The plot is standard trek fare: a crazy Romulan bent on destroying the federation, except this is an alternate timeline from the Trek we know so things go differently. This isn’t a problem for me as I’ve never given a crap about the Star Trek “Lexicon”: the accumulation of Trek lore which is to trekkies as the Bible is to a Baptist. The alternate timeline gives them a license to go in a completely direction plot and style-wise which I find exciting and the movie does a decent job at using this to tell an old story in a new way. Eric Bana as the Romulan baddie of the week doesn’t have a very workable plot or character to work with as the reason he’s pissed off with the Federation makes little sense, so all he can really produce is a sort of general super-evilness without any direction. It’s not that he isn’t believable, it’s just there’s nothing for him to make us believe. Still, it’s not that big a deal as the baddie isn’t as important as the crew of the Enterprise and it’s enough to make the movie work.
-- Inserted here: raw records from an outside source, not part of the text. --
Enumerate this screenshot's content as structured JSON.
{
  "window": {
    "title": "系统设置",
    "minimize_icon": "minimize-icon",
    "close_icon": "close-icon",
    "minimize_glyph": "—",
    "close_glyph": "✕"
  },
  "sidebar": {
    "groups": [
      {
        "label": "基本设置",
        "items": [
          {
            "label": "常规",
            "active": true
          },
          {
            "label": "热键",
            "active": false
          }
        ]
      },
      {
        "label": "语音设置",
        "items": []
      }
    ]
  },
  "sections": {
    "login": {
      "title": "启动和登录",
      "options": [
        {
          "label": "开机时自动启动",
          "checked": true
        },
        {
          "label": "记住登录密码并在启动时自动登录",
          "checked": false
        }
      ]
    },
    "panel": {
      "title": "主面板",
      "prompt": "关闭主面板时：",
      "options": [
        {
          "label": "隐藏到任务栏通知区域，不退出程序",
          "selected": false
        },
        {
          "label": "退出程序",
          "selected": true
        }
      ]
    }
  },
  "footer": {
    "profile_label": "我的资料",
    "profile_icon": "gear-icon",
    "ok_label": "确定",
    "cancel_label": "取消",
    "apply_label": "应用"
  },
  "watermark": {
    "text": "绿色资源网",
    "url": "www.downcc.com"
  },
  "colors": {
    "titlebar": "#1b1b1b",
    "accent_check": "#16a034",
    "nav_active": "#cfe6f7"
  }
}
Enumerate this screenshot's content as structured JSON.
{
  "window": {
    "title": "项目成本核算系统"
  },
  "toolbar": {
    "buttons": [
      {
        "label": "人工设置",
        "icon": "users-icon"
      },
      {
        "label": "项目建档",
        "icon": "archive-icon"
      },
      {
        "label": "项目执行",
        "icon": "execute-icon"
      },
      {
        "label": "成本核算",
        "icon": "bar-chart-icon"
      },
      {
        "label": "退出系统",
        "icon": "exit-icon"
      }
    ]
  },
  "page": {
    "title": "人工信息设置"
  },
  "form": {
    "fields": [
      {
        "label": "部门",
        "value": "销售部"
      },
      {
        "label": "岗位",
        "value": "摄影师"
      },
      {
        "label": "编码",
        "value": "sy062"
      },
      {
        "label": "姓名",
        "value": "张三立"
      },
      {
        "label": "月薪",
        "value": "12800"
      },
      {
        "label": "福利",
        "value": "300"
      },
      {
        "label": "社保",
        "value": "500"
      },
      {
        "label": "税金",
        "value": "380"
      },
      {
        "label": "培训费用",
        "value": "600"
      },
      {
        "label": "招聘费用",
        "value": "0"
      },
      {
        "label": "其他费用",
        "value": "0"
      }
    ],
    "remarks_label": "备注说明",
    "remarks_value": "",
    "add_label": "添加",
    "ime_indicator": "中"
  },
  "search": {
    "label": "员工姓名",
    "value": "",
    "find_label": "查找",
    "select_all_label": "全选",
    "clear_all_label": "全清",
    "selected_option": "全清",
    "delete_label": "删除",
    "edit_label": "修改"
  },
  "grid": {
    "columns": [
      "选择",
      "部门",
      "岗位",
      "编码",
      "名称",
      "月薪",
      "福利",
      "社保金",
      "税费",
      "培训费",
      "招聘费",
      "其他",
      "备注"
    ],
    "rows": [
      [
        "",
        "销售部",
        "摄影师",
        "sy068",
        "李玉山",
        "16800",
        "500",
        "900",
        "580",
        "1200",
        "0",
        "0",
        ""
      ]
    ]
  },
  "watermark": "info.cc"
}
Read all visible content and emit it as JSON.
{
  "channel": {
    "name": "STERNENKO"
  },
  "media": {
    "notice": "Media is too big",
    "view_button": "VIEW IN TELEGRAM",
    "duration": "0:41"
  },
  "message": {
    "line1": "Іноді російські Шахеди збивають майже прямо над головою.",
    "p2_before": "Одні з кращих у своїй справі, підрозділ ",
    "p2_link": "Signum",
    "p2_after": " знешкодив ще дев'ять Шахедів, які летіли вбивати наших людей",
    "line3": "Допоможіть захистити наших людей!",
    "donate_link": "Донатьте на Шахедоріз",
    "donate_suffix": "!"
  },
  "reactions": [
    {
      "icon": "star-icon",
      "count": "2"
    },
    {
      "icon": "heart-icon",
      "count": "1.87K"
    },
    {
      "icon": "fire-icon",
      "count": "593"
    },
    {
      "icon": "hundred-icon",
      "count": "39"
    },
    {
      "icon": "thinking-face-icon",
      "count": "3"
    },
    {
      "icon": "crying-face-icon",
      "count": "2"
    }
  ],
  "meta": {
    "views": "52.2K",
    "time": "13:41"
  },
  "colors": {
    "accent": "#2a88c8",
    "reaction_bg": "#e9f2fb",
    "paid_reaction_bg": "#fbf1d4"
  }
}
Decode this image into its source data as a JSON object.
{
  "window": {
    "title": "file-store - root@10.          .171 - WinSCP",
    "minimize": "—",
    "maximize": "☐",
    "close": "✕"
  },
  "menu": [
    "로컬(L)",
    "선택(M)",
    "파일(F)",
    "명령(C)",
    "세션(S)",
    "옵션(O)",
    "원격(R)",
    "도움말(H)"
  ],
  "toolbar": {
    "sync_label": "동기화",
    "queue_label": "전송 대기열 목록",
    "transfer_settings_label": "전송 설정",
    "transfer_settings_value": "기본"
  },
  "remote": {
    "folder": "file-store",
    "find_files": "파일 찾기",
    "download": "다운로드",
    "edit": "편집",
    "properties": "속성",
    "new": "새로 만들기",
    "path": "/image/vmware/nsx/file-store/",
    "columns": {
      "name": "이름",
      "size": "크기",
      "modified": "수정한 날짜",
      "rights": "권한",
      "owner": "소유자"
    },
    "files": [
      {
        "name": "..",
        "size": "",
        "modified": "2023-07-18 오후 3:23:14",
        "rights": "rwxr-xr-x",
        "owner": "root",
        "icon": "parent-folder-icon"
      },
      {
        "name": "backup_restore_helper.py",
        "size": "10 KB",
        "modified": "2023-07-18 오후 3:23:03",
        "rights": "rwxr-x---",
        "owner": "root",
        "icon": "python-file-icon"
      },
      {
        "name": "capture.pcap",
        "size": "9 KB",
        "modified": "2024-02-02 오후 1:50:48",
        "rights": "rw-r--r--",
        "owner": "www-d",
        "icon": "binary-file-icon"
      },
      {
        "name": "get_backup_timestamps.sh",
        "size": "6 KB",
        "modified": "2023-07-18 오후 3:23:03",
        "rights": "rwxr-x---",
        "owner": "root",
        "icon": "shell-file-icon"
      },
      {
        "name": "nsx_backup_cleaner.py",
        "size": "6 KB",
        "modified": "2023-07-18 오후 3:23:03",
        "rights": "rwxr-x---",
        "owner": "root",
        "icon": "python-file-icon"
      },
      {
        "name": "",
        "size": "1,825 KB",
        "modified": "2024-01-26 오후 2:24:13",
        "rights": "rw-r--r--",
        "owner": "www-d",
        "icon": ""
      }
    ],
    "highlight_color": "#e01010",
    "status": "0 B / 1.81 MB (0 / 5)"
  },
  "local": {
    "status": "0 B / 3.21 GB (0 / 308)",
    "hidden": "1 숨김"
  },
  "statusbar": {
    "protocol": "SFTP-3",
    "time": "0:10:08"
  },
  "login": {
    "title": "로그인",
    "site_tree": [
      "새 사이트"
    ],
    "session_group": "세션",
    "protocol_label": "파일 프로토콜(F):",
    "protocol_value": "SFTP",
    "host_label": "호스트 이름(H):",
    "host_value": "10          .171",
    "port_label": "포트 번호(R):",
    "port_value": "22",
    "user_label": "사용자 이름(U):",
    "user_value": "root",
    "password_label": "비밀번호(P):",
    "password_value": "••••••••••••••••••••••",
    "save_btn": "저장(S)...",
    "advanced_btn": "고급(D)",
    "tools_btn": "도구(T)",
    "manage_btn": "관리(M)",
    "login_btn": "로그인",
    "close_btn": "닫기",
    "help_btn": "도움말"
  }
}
I have to say they made some good casting decisions for the primary characters. The young Kirk is pretty good and I liked the guy who played Spock. The other characters didn’t get developed enough to know whether they were any good or not; they were sprung whole, mannerisms and all, giving us no idea where they got them from. Maybe I didn’t like that part because I’m used to the actors from the old series, but I think it’s because we were cheated out of so much of what a prequel is supposed to give you; insight into what made the later characters the beings we know and love. I wanted to see them grow up a bit, not be shoveled at you as complete characters. Kirk comes out of the box as a fantastic, legendary leader with incredible confidence and I just don’t buy it. A person is greatly influenced by life experience and this movie doesn’t even begin to touch on the experiences that made these characters, and I found it hard to digest.
It could have been so much better and still told the same story more or less. After the academy they could have been junior officers on the enterprise or some other ship and gone through some sort of crisis that would have allowed them to develop from kids to adults, and show us how they formed a team and learned to trust each other. This format would also have let the new actors make these characters their own rather than forcing the issue and the movie would seem much less rushed. Some evolution would have made sense of the context of the film, instead it’s all thrown at us mixed with loads of special-effects.
Flaws aside there’s plenty to like in this movie. They did an excellent job of capturing the sights and sounds of the old series but brought them completely up to date in a way I really liked, and they worked in some light humor that evoked a bit of the old series’ spirit. The special effects are excellent and the action sequences are exciting and well-directed. I liked the direction they took the movie, and I like the possibilities of this alternate universe. The new Kirk and Spock worked for me not because they did a good job at re-creating the old Kirk and Spock but because they didn’t try. They had a chance to make these characters anew and did it well. I liked this movie but didn’t love it; it didn’t try to do too much, it just tried to do it the wrong way. Everything was just a bit too quick and convenient in this film, which had the goal of getting Kirk from unborn foetus to the captain’s chair with the full complement of characters and battling evil as soon as humanly possible, which it accomplishes in about 20 minutes. I was slightly disappointed by this lack of development, but not enough to keep me from recommending my friends watch it as it is still well worth seeing for its good points. Get some popcorn and get ready for some fun.